The world's most valuable brands - Apple still ripe, Lego arrives, but Nintendo falls for first time

By Lucy Carroll | 6 October 2015

Apple and Google have again nabbed the top spots in Interbrand's annual report of the world's most valuable brands.

Tech players now make up about a third of the consultancy firm's top 100 companies, a marked difference from five years ago when soft drink giant Coke headed the list.

This year, Apple has retained first place – a position it's held since 2013 - with an estimated worth of $170 billion, a huge 43% increase on last last year. Google, in second spot, has had a 12% rise in brand value, with a $120 billion valuation.

Four other tech companies have snagged top 10 positions on the list, including Microsoft ($67 billion, a lift of 11%), IBM ($65 billion, down 10%), Samsung ($45 billion, no change) and Amazon – which has moved into tenth place - up 29% to $37 billion.

Other brands in the top ten include Coca-Cola, Toyota, General Electric, and McDonald's.

Facebook has jumped six places to now be ranked 23rd, with an increase in value to $22 billion, a massive 54% lift. Adobe is also a top riser, jumping nine places to 68th with an estimated value of $6.2 billion, up 17%.

Media companies to make the list include Disney, Thomson Reuters, Discovery and MTV.

Nintendo and Nokia both dropped from the top 100 list for the first time.

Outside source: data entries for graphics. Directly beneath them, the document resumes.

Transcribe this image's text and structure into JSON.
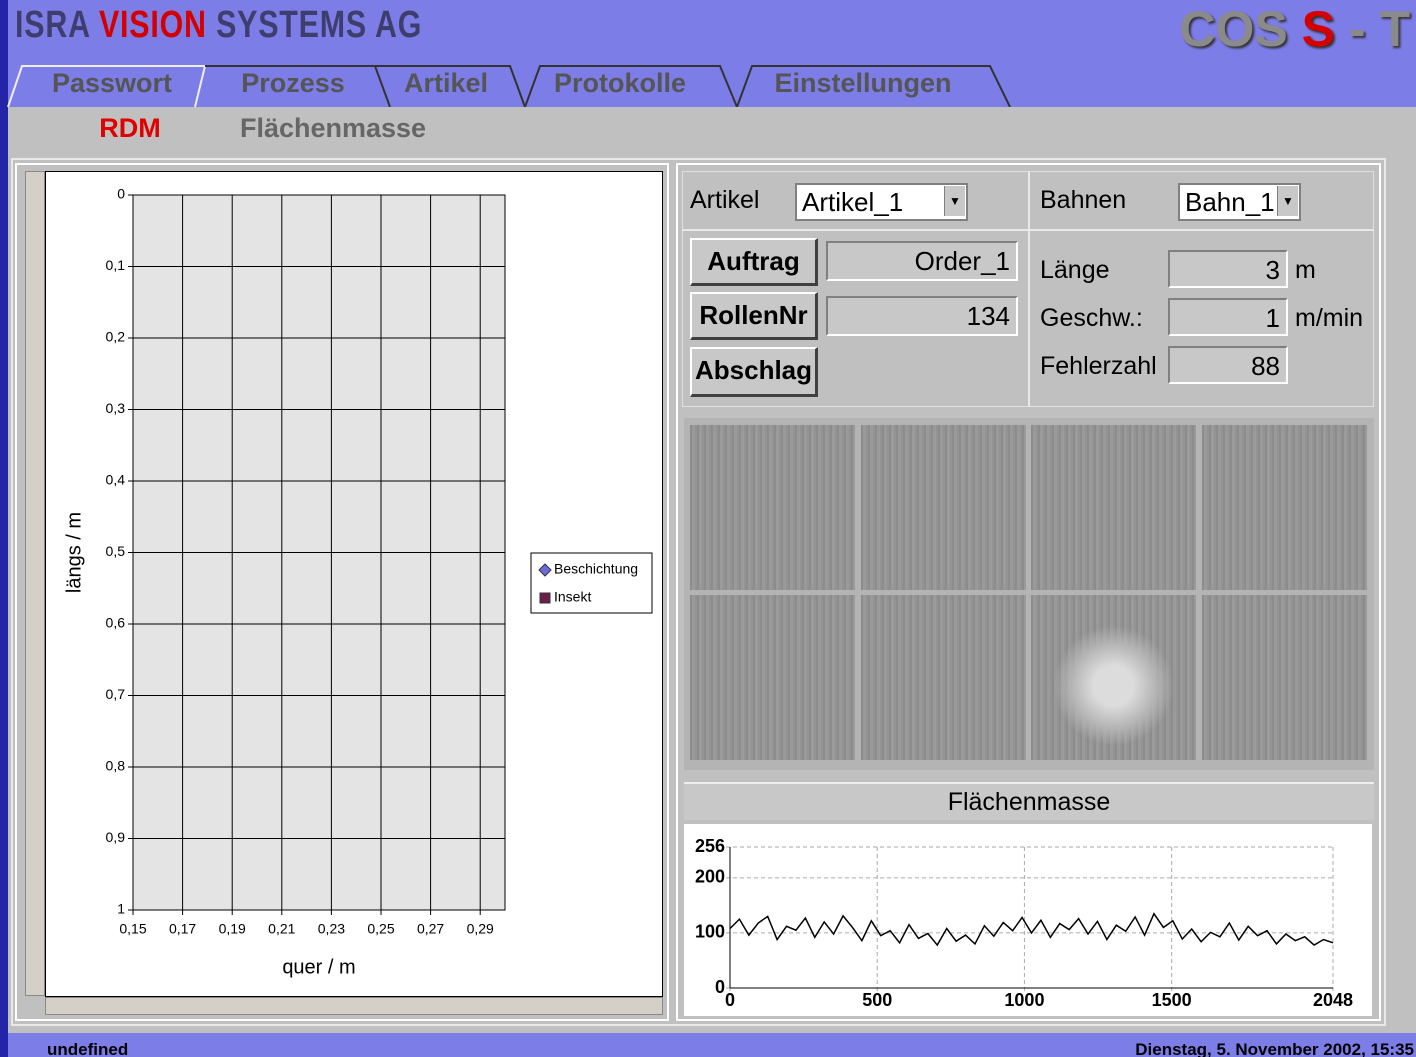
{
  "header": {
    "brand": [
      "ISRA",
      "VISION",
      "SYSTEMS AG"
    ],
    "logo": [
      "COS",
      "S",
      "-",
      "T"
    ]
  },
  "tabs": [
    "Passwort",
    "Prozess",
    "Artikel",
    "Protokolle",
    "Einstellungen"
  ],
  "subtabs": [
    "RDM",
    "Flächenmasse"
  ],
  "panel": {
    "artikel_label": "Artikel",
    "artikel_value": "Artikel_1",
    "bahnen_label": "Bahnen",
    "bahnen_value": "Bahn_1",
    "buttons": [
      "Auftrag",
      "RollenNr",
      "Abschlag"
    ],
    "auftrag_value": "Order_1",
    "rollennr_value": 134,
    "laenge_label": "Länge",
    "laenge_value": 3,
    "laenge_unit": "m",
    "geschw_label": "Geschw.:",
    "geschw_value": 1,
    "geschw_unit": "m/min",
    "fehlerzahl_label": "Fehlerzahl",
    "fehlerzahl_value": 88
  },
  "status": {
    "left": "undefined",
    "right": "Dienstag, 5. November 2002, 15:35"
  },
  "chart_data": [
    {
      "type": "scatter",
      "x_label": "quer / m",
      "y_label": "längs / m",
      "xlim": [
        0.15,
        0.3
      ],
      "ylim": [
        0,
        1
      ],
      "y_inverted": true,
      "grid": true,
      "legend": "right",
      "xticks": [
        {
          "value": 0.15,
          "label": "0,15"
        },
        {
          "value": 0.17,
          "label": "0,17"
        },
        {
          "value": 0.19,
          "label": "0,19"
        },
        {
          "value": 0.21,
          "label": "0,21"
        },
        {
          "value": 0.23,
          "label": "0,23"
        },
        {
          "value": 0.25,
          "label": "0,25"
        },
        {
          "value": 0.27,
          "label": "0,27"
        },
        {
          "value": 0.29,
          "label": "0,29"
        }
      ],
      "yticks": [
        0,
        {
          "value": 0.1,
          "label": "0,1"
        },
        {
          "value": 0.2,
          "label": "0,2"
        },
        {
          "value": 0.3,
          "label": "0,3"
        },
        {
          "value": 0.4,
          "label": "0,4"
        },
        {
          "value": 0.5,
          "label": "0,5"
        },
        {
          "value": 0.6,
          "label": "0,6"
        },
        {
          "value": 0.7,
          "label": "0,7"
        },
        {
          "value": 0.8,
          "label": "0,8"
        },
        {
          "value": 0.9,
          "label": "0,9"
        },
        1
      ],
      "series": [
        {
          "name": "Beschichtung",
          "color": "#6b6bde",
          "marker": "diamond",
          "x": [],
          "values": []
        },
        {
          "name": "Insekt",
          "color": "#6e1e4a",
          "marker": "square",
          "x": [],
          "values": []
        }
      ]
    },
    {
      "type": "line",
      "title": "Flächenmasse",
      "xlim": [
        0,
        2048
      ],
      "ylim": [
        0,
        256
      ],
      "grid": true,
      "xticks": [
        0,
        500,
        1000,
        1500,
        2048
      ],
      "yticks": [
        0,
        100,
        200,
        256
      ],
      "x": [
        0,
        32,
        64,
        96,
        128,
        160,
        192,
        224,
        256,
        288,
        320,
        352,
        384,
        416,
        448,
        480,
        512,
        544,
        576,
        608,
        640,
        672,
        704,
        736,
        768,
        800,
        832,
        864,
        896,
        928,
        960,
        992,
        1024,
        1056,
        1088,
        1120,
        1152,
        1184,
        1216,
        1248,
        1280,
        1312,
        1344,
        1376,
        1408,
        1440,
        1472,
        1504,
        1536,
        1568,
        1600,
        1632,
        1664,
        1696,
        1728,
        1760,
        1792,
        1824,
        1856,
        1888,
        1920,
        1952,
        1984,
        2016,
        2048
      ],
      "series": [
        {
          "color": "#000000",
          "values": [
            108,
            125,
            96,
            118,
            130,
            88,
            112,
            105,
            127,
            92,
            120,
            98,
            131,
            110,
            86,
            122,
            95,
            104,
            82,
            115,
            90,
            99,
            78,
            108,
            85,
            96,
            80,
            113,
            94,
            119,
            104,
            128,
            100,
            123,
            92,
            117,
            106,
            126,
            98,
            121,
            88,
            114,
            103,
            129,
            96,
            135,
            110,
            122,
            89,
            107,
            84,
            101,
            93,
            118,
            87,
            112,
            95,
            104,
            80,
            98,
            86,
            93,
            78,
            88,
            82
          ]
        }
      ]
    }
  ]
}
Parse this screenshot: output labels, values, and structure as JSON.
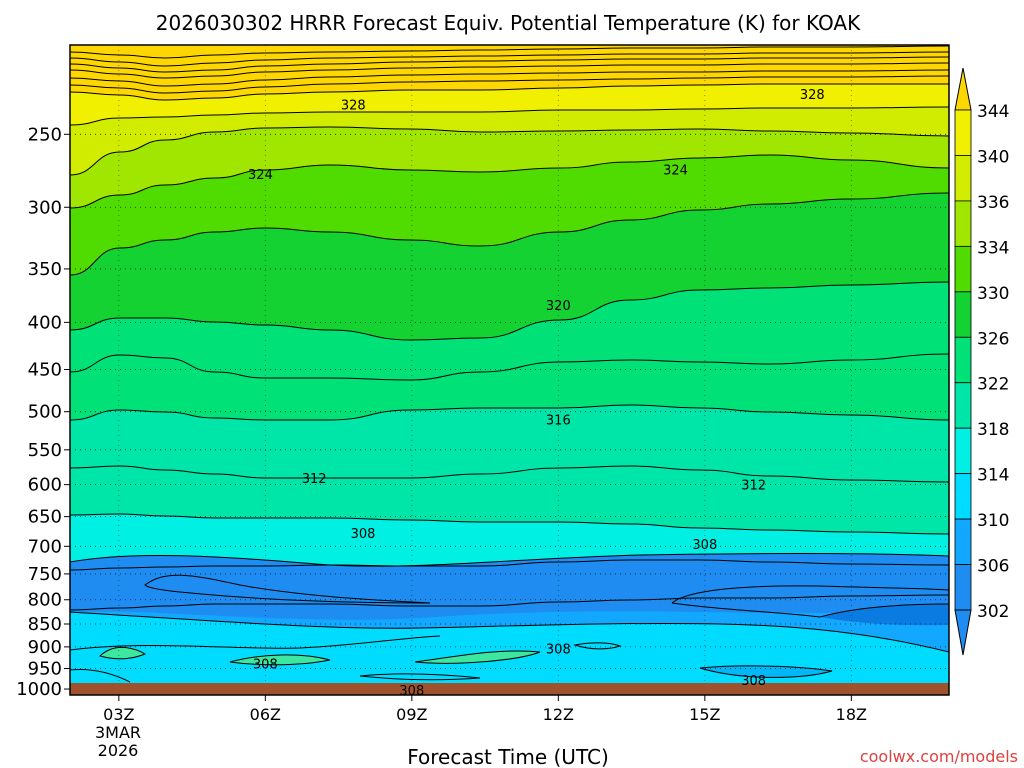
{
  "chart_data": {
    "type": "contour",
    "title": "2026030302 HRRR Forecast Equiv. Potential Temperature (K) for KOAK",
    "xlabel": "Forecast Time (UTC)",
    "ylabel": "",
    "x_ticks": [
      "03Z",
      "06Z",
      "09Z",
      "12Z",
      "15Z",
      "18Z"
    ],
    "x_date_lines": [
      "3MAR",
      "2026"
    ],
    "x_range_hours": [
      2,
      20
    ],
    "y_ticks": [
      250,
      300,
      350,
      400,
      450,
      500,
      550,
      600,
      650,
      700,
      750,
      800,
      850,
      900,
      950,
      1000
    ],
    "y_range_hpa": [
      200,
      1015
    ],
    "colorbar": {
      "levels": [
        302,
        306,
        310,
        314,
        318,
        322,
        326,
        330,
        334,
        336,
        340,
        344
      ],
      "colors": [
        "#1e8cf0",
        "#12a8ff",
        "#00dcff",
        "#00f0e4",
        "#00e6a8",
        "#00e178",
        "#14d232",
        "#50dc00",
        "#a0e600",
        "#d2ec00",
        "#f0f000",
        "#ffd700"
      ]
    },
    "contour_labels": [
      {
        "text": "328",
        "hour": 7.8,
        "hpa": 232
      },
      {
        "text": "328",
        "hour": 17.2,
        "hpa": 226
      },
      {
        "text": "324",
        "hour": 5.9,
        "hpa": 276
      },
      {
        "text": "324",
        "hour": 14.4,
        "hpa": 273
      },
      {
        "text": "320",
        "hour": 12.0,
        "hpa": 383
      },
      {
        "text": "316",
        "hour": 12.0,
        "hpa": 510
      },
      {
        "text": "312",
        "hour": 7.0,
        "hpa": 590
      },
      {
        "text": "312",
        "hour": 16.0,
        "hpa": 600
      },
      {
        "text": "308",
        "hour": 8.0,
        "hpa": 677
      },
      {
        "text": "308",
        "hour": 15.0,
        "hpa": 696
      },
      {
        "text": "308",
        "hour": 12.0,
        "hpa": 904
      },
      {
        "text": "308",
        "hour": 6.0,
        "hpa": 938
      },
      {
        "text": "308",
        "hour": 16.0,
        "hpa": 978
      },
      {
        "text": "308",
        "hour": 9.0,
        "hpa": 1002
      }
    ],
    "surface_band_color": "#a0522d"
  },
  "watermark": "coolwx.com/models"
}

Interbrand Japan CEO Yuki Wada is reported to have said Nintendo was snubbed because the "Kyoto-based game-maker is not keeping up with changes in people’s lives," pointing to "its failure to jump on the smartphone game bandwagon in a timely manner.”

EBay has had a small drop, down four places, with a value of $13.9 billion and Paypal jumped onto the list for the first time, at 97th, with a valuation of $4.2 billion.

The list and valuations are compiled using a combination of the brands’ revenue, its importance in a consumer’s life and brand loyalty.

Notable drops include Volkswagen falling four places to 35th, with a 9% loss in value to $12.5 billion (the list was compiled before Volkswagen admitted to fitting millions of vehicles with software capable of cheating diesel emissions tests).

Gucci is down 14%, now valued at $8.8 billion and Kellogg and McDonald's are both down 6%. Hermes, Nissan, 3M, Mastercard and Starbucks have all had big rises over 10%.

Lenovo, Moet & Chandon, Lego and Mini have all made their debut on the list this year.